Robinson didn’t really have a drag mother, and neither did Meatball, an L.A. performer who appeared in Dragula Season 1, is the host of Hornet’s Welcome to Meatland web series and these days performs on stages around the globe.
“I had kind of an unofficial drag mom. In L.A. there are no drag families like there are in other cities. It’s kind of like everyone all for themselves,” Meatball says.
Early in their career, Meatballs says, “I had one person, Marta Beatchu. She had her shit together and she was performing all over L.A. So I was like, ‘Will you be my drag mom?’ and she was like, ‘I don’t do all that.’ She, like, did my makeup one time and I was like, ‘You’re my mom!’ And then I pretty much forced her into saying it because I would always continually say, like, ‘Oh, this is my drag mom,’ even though she never really ever did anything for me because it felt like that’s what you were supposed to do. And now, years later, we don’t even speak of it.”
For the most part, though, Meatball taught himself how to do drag.
“I wish I’d had someone to teach me how to make costumes or who had given me costumes to wear, setting me up with gigs and getting me connected to the right people at a very early stage. You know, making people aware of you is kind of necessary, especially in a city like L.A. where there’s just an over-saturation of drag queens,” Meatball says. “I wish I’d had someone helping me pay for things when I first started. When you first start drag, it is so expensive because you’re just starting from nowhere. Oh, makeup tips! I wish someone when I first started drag would’ve told me what makeup to buy. I probably wouldn’t have shaved my eyebrows off and looked like goddamn Voldemort all the time.”
Meatball continues, “There’s a lot of people when you first start drag, you look up to anyone who has been doing it for more than two years. And now I look back on the people I was looking up to and I’m like, ‘Oh, thank God I didn’t get stuck in a family with them.’”
Meatball has never had anyone ask to be their drag mom, but he has had younger and less experienced queens come to him and ask for help to make a music mix for their performances or for help with sewing. “It’s like an alcoholic stepmom situation where I don’t wanna be doing it, but I am,” Meatball says.

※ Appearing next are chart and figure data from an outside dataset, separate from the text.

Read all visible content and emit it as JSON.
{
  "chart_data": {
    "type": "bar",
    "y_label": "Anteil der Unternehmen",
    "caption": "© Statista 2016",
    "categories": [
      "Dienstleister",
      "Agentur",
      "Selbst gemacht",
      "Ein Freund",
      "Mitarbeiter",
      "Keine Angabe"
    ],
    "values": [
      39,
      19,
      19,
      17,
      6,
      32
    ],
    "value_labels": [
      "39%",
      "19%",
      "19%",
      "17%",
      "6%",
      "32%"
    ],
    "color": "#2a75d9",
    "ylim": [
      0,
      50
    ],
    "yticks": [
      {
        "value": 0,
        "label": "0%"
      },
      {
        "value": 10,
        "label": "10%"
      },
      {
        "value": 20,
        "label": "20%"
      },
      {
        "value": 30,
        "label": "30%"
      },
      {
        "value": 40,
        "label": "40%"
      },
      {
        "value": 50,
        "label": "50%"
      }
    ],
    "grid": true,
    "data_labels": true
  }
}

Meatball has also had a few girls reach out after they’ve tried recreating Meatball’s looks. “And it’s flattering, I guess,” Meatball says, “though it’s kind of weird seeing someone else with your face on, you know?”
Both Meatball and Robinson think drag mothers and drag families are still going strong, even now.
Meatball explains that Melissa Befierce has the House of Befierce out in Los Angeles. She puts on shows and she keeps her family together; Befierce and her family members work together consistently.
“I think in this world of RuPaul’s Drag Race, drag mothers are becoming more commonplace because the drag queens are more famous and the ones that do [have drag children] are really building a legacy,” Robinson says.
“And drag daughters can keep a mother on their, toes too,” he says. “It keeps you sharp. It does, because if you’re going out there, you’re going out there with my last name, at some point it really is a reflection of the matriarch. There’s an expectation that you will compete at a high level, and I think family pressure also comes from a mother as well.”